Выезжая из нового микрорайона, потерял ориентировку и, подъехав к широкой улице, не знал, куда повернуть, чтобы ехать в сторону центра. Остановился и спрашиваю мужчину средних лет, «работягу»:

– Если я направо поверну, то куда попаду?

– Не знаю, – ответил мужичок, чуть подумав, – не знаю.

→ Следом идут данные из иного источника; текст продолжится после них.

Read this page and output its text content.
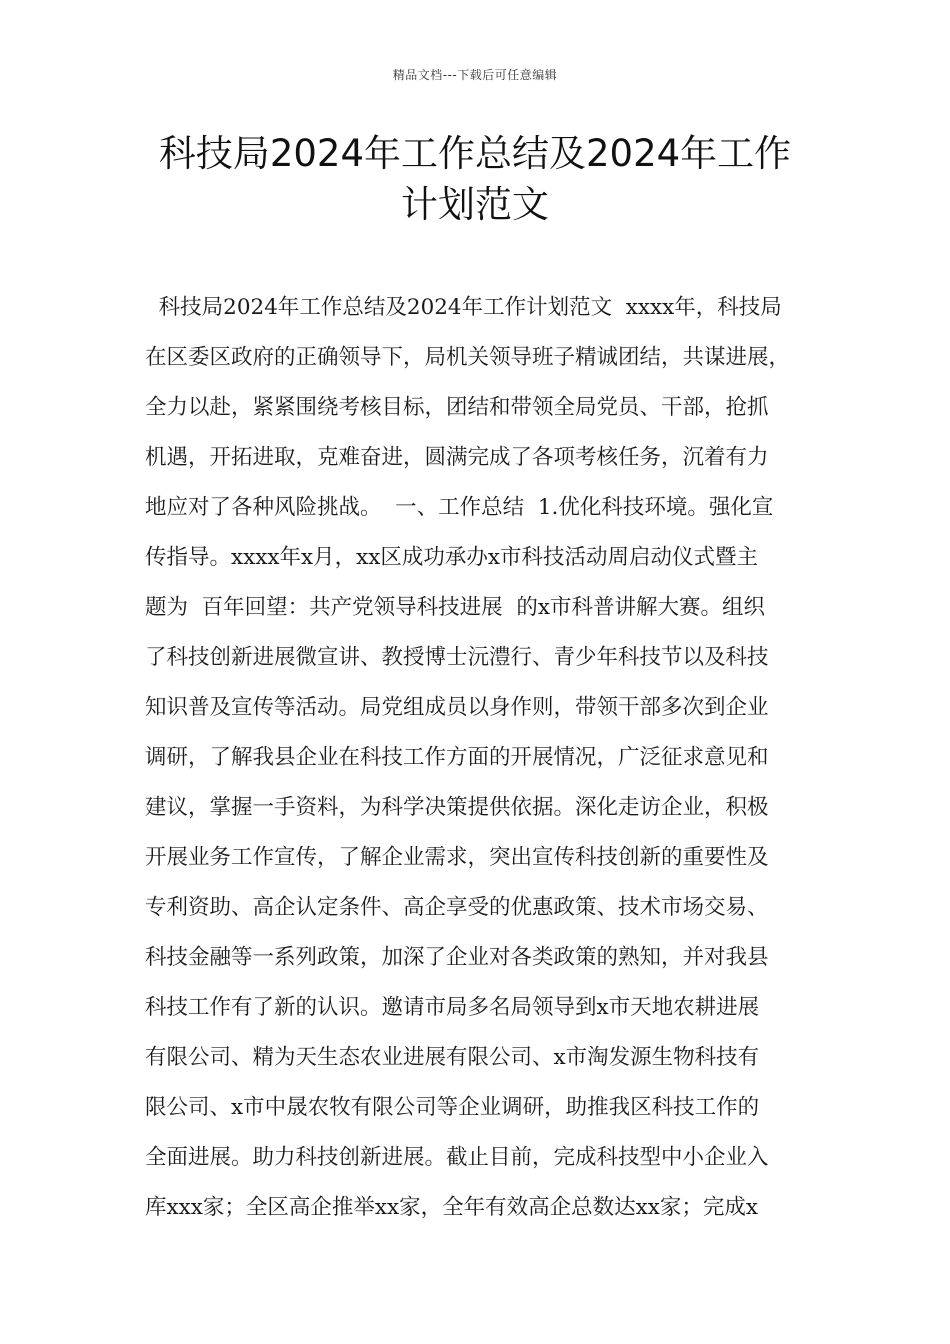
精品文档---下载后可任意编辑
科技局2024年工作总结及2024年工作
计划范文
科技局2024年工作总结及2024年工作计划范文  xxxx年，科技局
在区委区政府的正确领导下，局机关领导班子精诚团结，共谋进展，
全力以赴，紧紧围绕考核目标，团结和带领全局党员、干部，抢抓
机遇，开拓进取，克难奋进，圆满完成了各项考核任务，沉着有力
地应对了各种风险挑战。  一、工作总结  1.优化科技环境。强化宣
传指导。xxxx年x月，xx区成功承办x市科技活动周启动仪式暨主
题为  百年回望：共产党领导科技进展  的x市科普讲解大赛。组织
了科技创新进展微宣讲、教授博士沅澧行、青少年科技节以及科技
知识普及宣传等活动。局党组成员以身作则，带领干部多次到企业
调研，了解我县企业在科技工作方面的开展情况，广泛征求意见和
建议，掌握一手资料，为科学决策提供依据。深化走访企业，积极
开展业务工作宣传，了解企业需求，突出宣传科技创新的重要性及
专利资助、高企认定条件、高企享受的优惠政策、技术市场交易、
科技金融等一系列政策，加深了企业对各类政策的熟知，并对我县
科技工作有了新的认识。邀请市局多名局领导到x市天地农耕进展
有限公司、精为天生态农业进展有限公司、x市淘发源生物科技有
限公司、x市中晟农牧有限公司等企业调研，助推我区科技工作的
全面进展。助力科技创新进展。截止目前，完成科技型中小企业入
库xxx家；全区高企推举xx家，全年有效高企总数达xx家；完成x
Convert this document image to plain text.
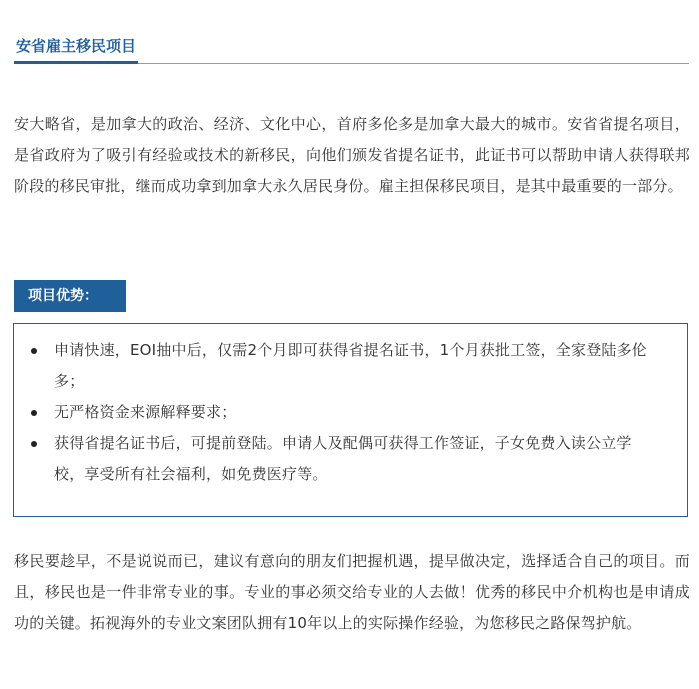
安省雇主移民项目

安大略省，是加拿大的政治、经济、文化中心，首府多伦多是加拿大最大的城市。安省省提名项目，是省政府为了吸引有经验或技术的新移民，向他们颁发省提名证书，此证书可以帮助申请人获得联邦阶段的移民审批，继而成功拿到加拿大永久居民身份。雇主担保移民项目，是其中最重要的一部分。

项目优势：
申请快速，EOI抽中后，仅需2个月即可获得省提名证书，1个月获批工签，全家登陆多伦多；
无严格资金来源解释要求；
获得省提名证书后，可提前登陆。申请人及配偶可获得工作签证，子女免费入读公立学校，享受所有社会福利，如免费医疗等。

移民要趁早，不是说说而已，建议有意向的朋友们把握机遇，提早做决定，选择适合自己的项目。而且，移民也是一件非常专业的事。专业的事必须交给专业的人去做！优秀的移民中介机构也是申请成功的关键。拓视海外的专业文案团队拥有10年以上的实际操作经验，为您移民之路保驾护航。
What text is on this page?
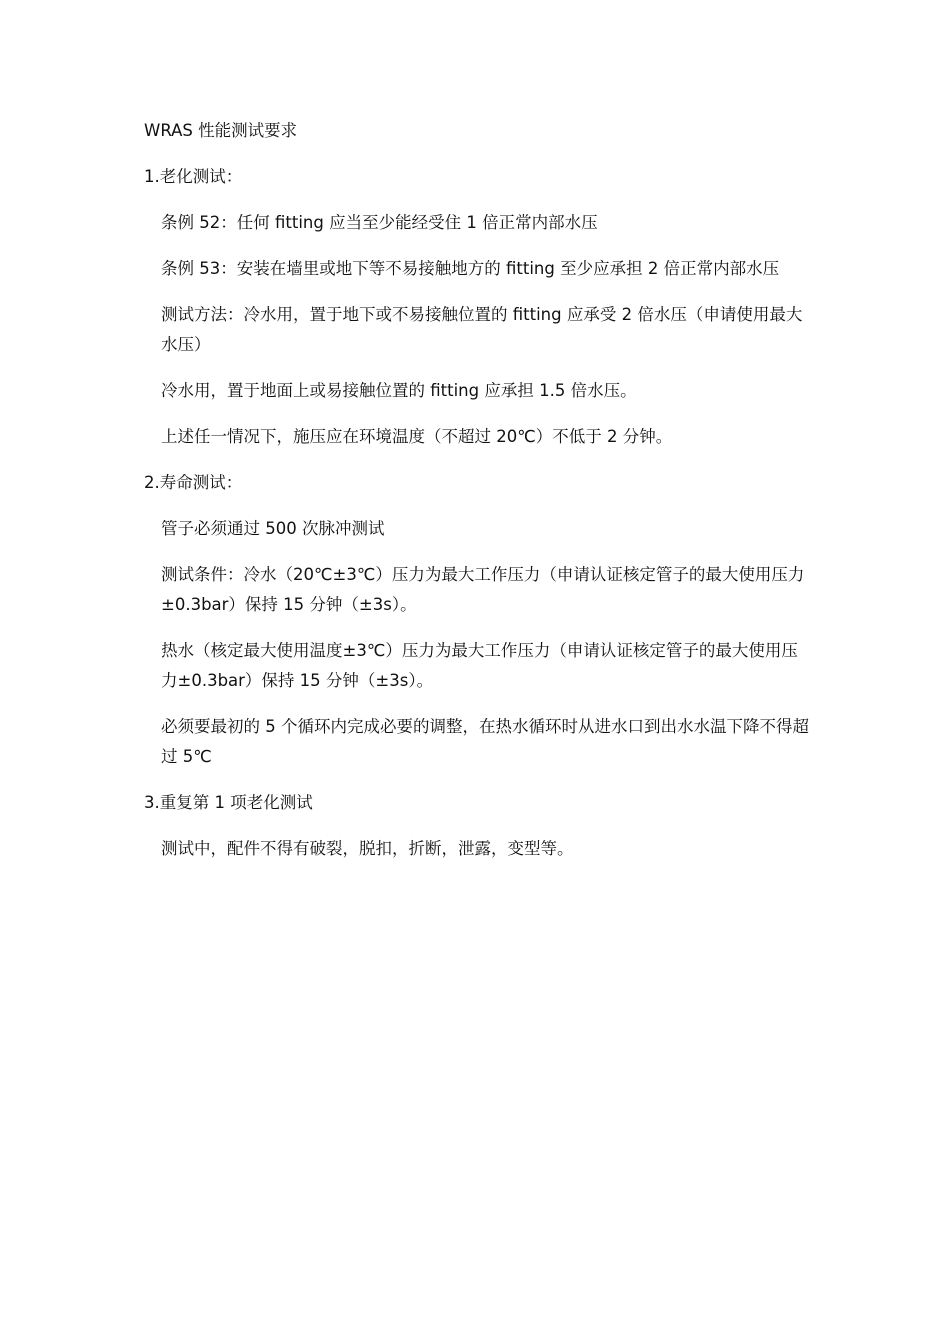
WRAS 性能测试要求

1.老化测试：

条例 52：任何 fitting 应当至少能经受住 1 倍正常内部水压

条例 53：安装在墙里或地下等不易接触地方的 fitting 至少应承担 2 倍正常内部水压

测试方法：冷水用，置于地下或不易接触位置的 fitting 应承受 2 倍水压（申请使用最大水压）

冷水用，置于地面上或易接触位置的 fitting 应承担 1.5 倍水压。

上述任一情况下，施压应在环境温度（不超过 20℃）不低于 2 分钟。

2.寿命测试：

管子必须通过 500 次脉冲测试

测试条件：冷水（20℃±3℃）压力为最大工作压力（申请认证核定管子的最大使用压力±0.3bar）保持 15 分钟（±3s）。

热水（核定最大使用温度±3℃）压力为最大工作压力（申请认证核定管子的最大使用压力±0.3bar）保持 15 分钟（±3s）。

必须要最初的 5 个循环内完成必要的调整，在热水循环时从进水口到出水水温下降不得超过 5℃

3.重复第 1 项老化测试

测试中，配件不得有破裂，脱扣，折断，泄露，变型等。
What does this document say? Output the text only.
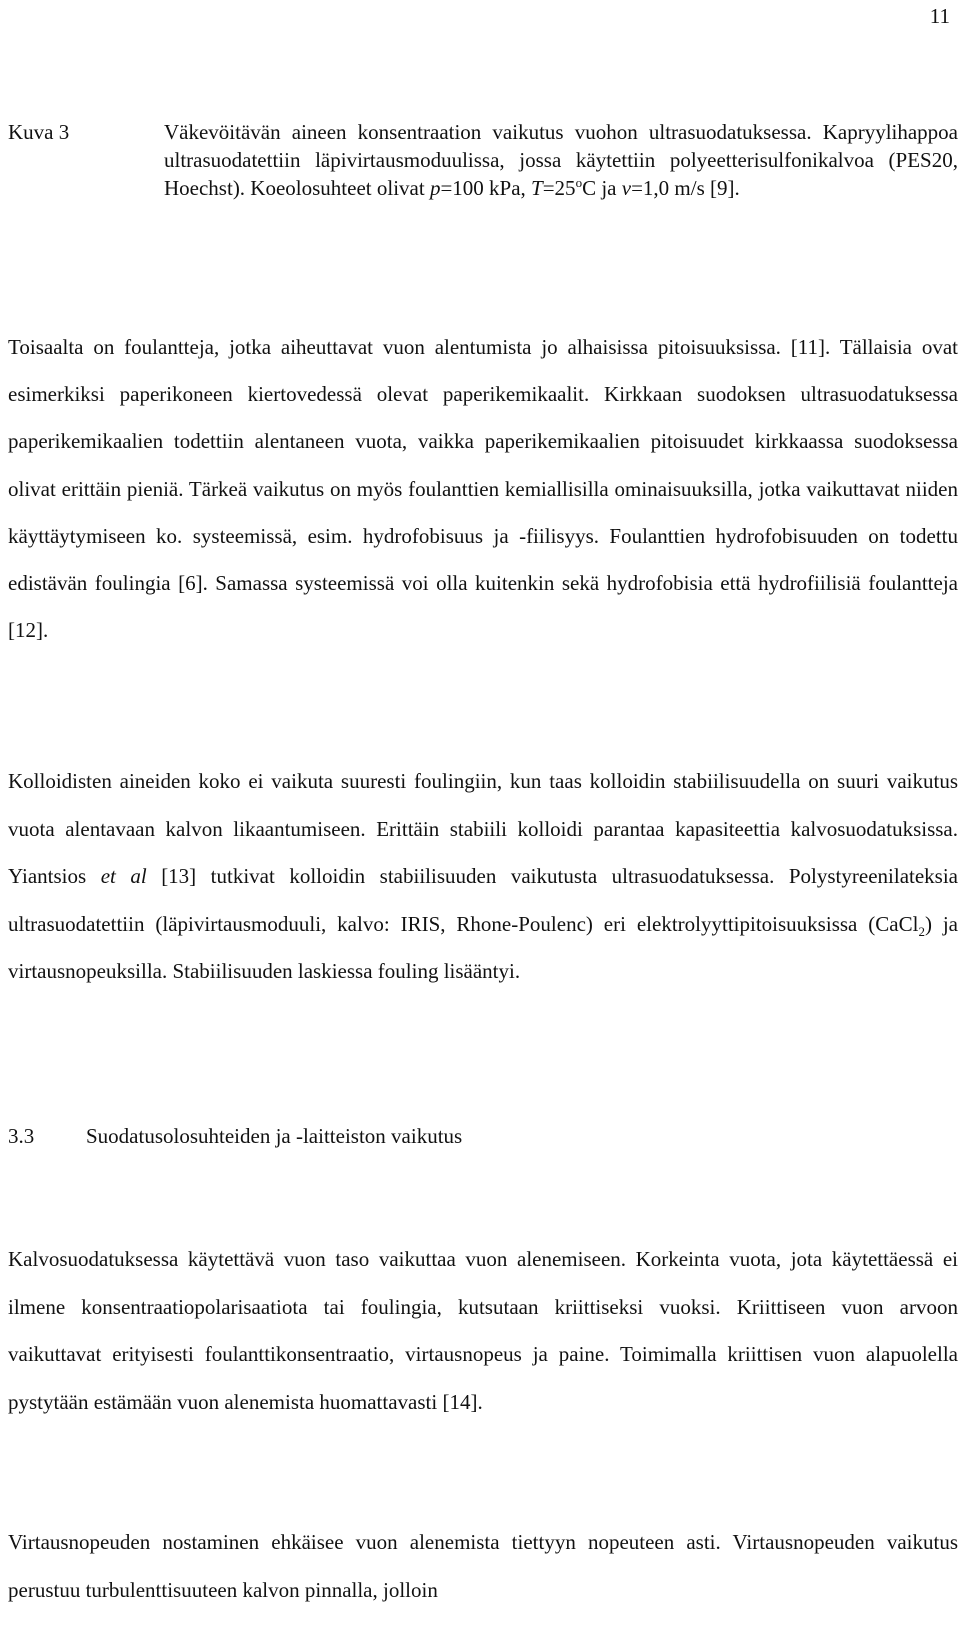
11
Kuva 3	Väkevöitävän aineen konsentraation vaikutus vuohon ultrasuodatuksessa. Kapryylihappoa ultrasuodatettiin läpivirtausmoduulissa, jossa käytettiin polyeetterisulfonikalvoa (PES20, Hoechst). Koeolosuhteet olivat p=100 kPa, $T=25^oC$ ja v=1,0 m/s [9].

Toisaalta on foulantteja, jotka aiheuttavat vuon alentumista jo alhaisissa pitoisuuksissa. [11]. Tällaisia ovat esimerkiksi paperikoneen kiertovedessä olevat paperikemikaalit. Kirkkaan suodoksen ultrasuodatuksessa paperikemikaalien todettiin alentaneen vuota, vaikka paperikemikaalien pitoisuudet kirkkaassa suodoksessa olivat erittäin pieniä. Tärkeä vaikutus on myös foulanttien kemiallisilla ominaisuuksilla, jotka vaikuttavat niiden käyttäytymiseen ko. systeemissä, esim. hydrofobisuus ja -fiilisyys. Foulanttien hydrofobisuuden on todettu edistävän foulingia [6]. Samassa systeemissä voi olla kuitenkin sekä hydrofobisia että hydrofiilisiä foulantteja [12].

Kolloidisten aineiden koko ei vaikuta suuresti foulingiin, kun taas kolloidin stabiilisuudella on suuri vaikutus vuota alentavaan kalvon likaantumiseen. Erittäin stabiili kolloidi parantaa kapasiteettia kalvosuodatuksissa. Yiantsios et al [13] tutkivat kolloidin stabiilisuuden vaikutusta ultrasuodatuksessa. Polystyreenilateksia ultrasuodatettiin (läpivirtausmoduuli, kalvo: IRIS, Rhone-Poulenc) eri elektrolyyttipitoisuuksissa (CaCl$_2$) ja virtausnopeuksilla. Stabiilisuuden laskiessa fouling lisääntyi.

3.3 Suodatusolosuhteiden ja -laitteiston vaikutus

Kalvosuodatuksessa käytettävä vuon taso vaikuttaa vuon alenemiseen. Korkeinta vuota, jota käytettäessä ei ilmene konsentraatiopolarisaatiota tai foulingia, kutsutaan kriittiseksi vuoksi. Kriittiseen vuon arvoon vaikuttavat erityisesti foulanttikonsentraatio, virtausnopeus ja paine. Toimimalla kriittisen vuon alapuolella pystytään estämään vuon alenemista huomattavasti [14].

Virtausnopeuden nostaminen ehkäisee vuon alenemista tiettyyn nopeuteen asti. Virtausnopeuden vaikutus perustuu turbulenttisuuteen kalvon pinnalla, jolloin
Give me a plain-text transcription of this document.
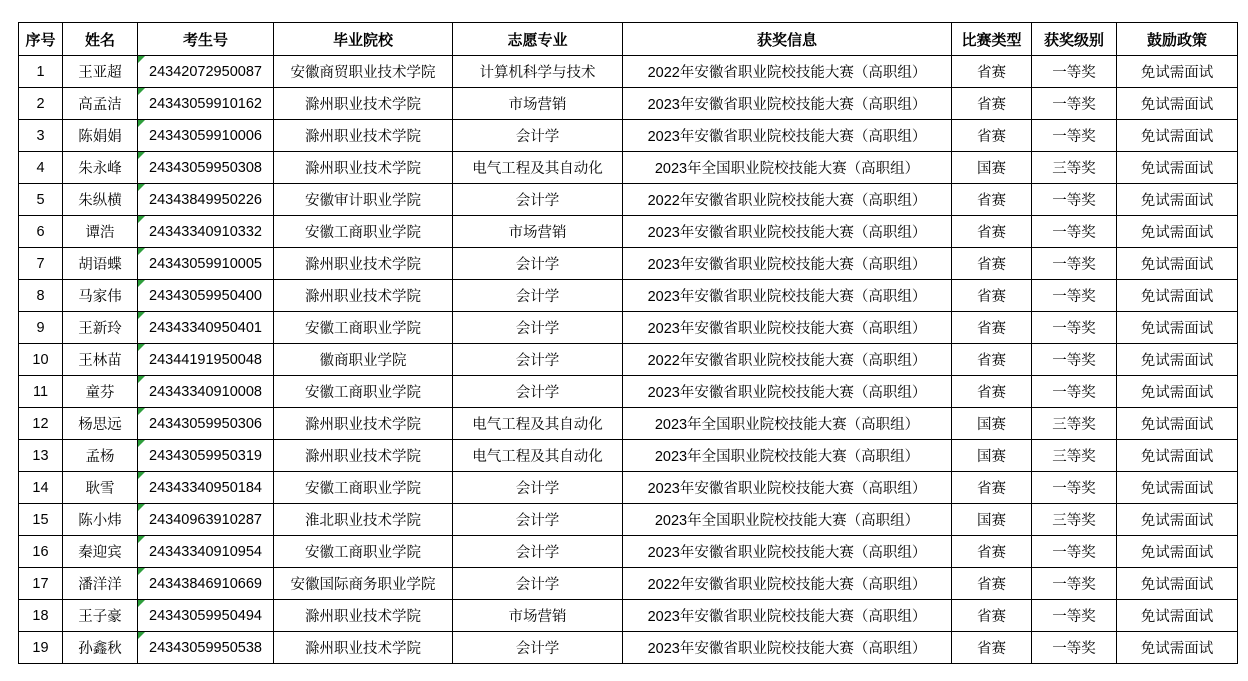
序号	姓名	考生号	毕业院校	志愿专业	获奖信息	比赛类型	获奖级别	鼓励政策
1	王亚超	24342072950087	安徽商贸职业技术学院	计算机科学与技术	2022年安徽省职业院校技能大赛（高职组）	省赛	一等奖	免试需面试
2	高孟洁	24343059910162	滁州职业技术学院	市场营销	2023年安徽省职业院校技能大赛（高职组）	省赛	一等奖	免试需面试
3	陈娟娟	24343059910006	滁州职业技术学院	会计学	2023年安徽省职业院校技能大赛（高职组）	省赛	一等奖	免试需面试
4	朱永峰	24343059950308	滁州职业技术学院	电气工程及其自动化	2023年全国职业院校技能大赛（高职组）	国赛	三等奖	免试需面试
5	朱纵横	24343849950226	安徽审计职业学院	会计学	2022年安徽省职业院校技能大赛（高职组）	省赛	一等奖	免试需面试
6	谭浩	24343340910332	安徽工商职业学院	市场营销	2023年安徽省职业院校技能大赛（高职组）	省赛	一等奖	免试需面试
7	胡语蝶	24343059910005	滁州职业技术学院	会计学	2023年安徽省职业院校技能大赛（高职组）	省赛	一等奖	免试需面试
8	马家伟	24343059950400	滁州职业技术学院	会计学	2023年安徽省职业院校技能大赛（高职组）	省赛	一等奖	免试需面试
9	王新玲	24343340950401	安徽工商职业学院	会计学	2023年安徽省职业院校技能大赛（高职组）	省赛	一等奖	免试需面试
10	王林苗	24344191950048	徽商职业学院	会计学	2022年安徽省职业院校技能大赛（高职组）	省赛	一等奖	免试需面试
11	童芬	24343340910008	安徽工商职业学院	会计学	2023年安徽省职业院校技能大赛（高职组）	省赛	一等奖	免试需面试
12	杨思远	24343059950306	滁州职业技术学院	电气工程及其自动化	2023年全国职业院校技能大赛（高职组）	国赛	三等奖	免试需面试
13	孟杨	24343059950319	滁州职业技术学院	电气工程及其自动化	2023年全国职业院校技能大赛（高职组）	国赛	三等奖	免试需面试
14	耿雪	24343340950184	安徽工商职业学院	会计学	2023年安徽省职业院校技能大赛（高职组）	省赛	一等奖	免试需面试
15	陈小炜	24340963910287	淮北职业技术学院	会计学	2023年全国职业院校技能大赛（高职组）	国赛	三等奖	免试需面试
16	秦迎宾	24343340910954	安徽工商职业学院	会计学	2023年安徽省职业院校技能大赛（高职组）	省赛	一等奖	免试需面试
17	潘洋洋	24343846910669	安徽国际商务职业学院	会计学	2022年安徽省职业院校技能大赛（高职组）	省赛	一等奖	免试需面试
18	王子豪	24343059950494	滁州职业技术学院	市场营销	2023年安徽省职业院校技能大赛（高职组）	省赛	一等奖	免试需面试
19	孙鑫秋	24343059950538	滁州职业技术学院	会计学	2023年安徽省职业院校技能大赛（高职组）	省赛	一等奖	免试需面试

– А если налево поеду, куда попаду?

– Не знаю.

Отчасти смеясь, отчасти сердясь, я его спросил:

– Да сам-то ты куда идешь, знаешь ли?

– Я? Я иду в магазин.

*

Есть сказочка про черта, который решил освоить все человеческие профессии. Берет пиджак, смотрит, как скроен, где какие швы, и вот черт уже годится в портные. Берет, скажем, стул, смотрит, как обструганы планки, как склеено. Ну и так далее. Во всех человеческих изделиях разобрался черт. И вдруг ему в руки попался валенок. Черт вертит его и так и сяк и ничего не может понять: швов нет, как сделано? А между тем сделано по ноге, прочно, аккуратно, красиво…

Произведение искусства должно быть как этот валенок: швов не видно, как сделано, непонятно, а сделано хорошо.

*

Разговаривали об очень крупном художнике, которому уже около восьмидесяти.

– Жалко. Такой прекрасный художник. Как несправедлива смерть, одинаково убивает и бездельника и талант…

– Ну хорошо. А если бы дать этому художнику прожить еще восемьдесят, возник бы он в новом качестве, как новое явление?

– Нет, – в один голос ответили собеседники.

– Значит, зачем жалеть. Он сделал что мог. Другое будут делать другие.

*

У Жанны д’Арк, как известно, был девиз: «Если не я, то кто же?» У некоторых современных молодых людей, когда им говорят: надо делать то-то и то-то, – вырывается вопрос: «А почему я?»

Предмет для очень серьезных раздумий.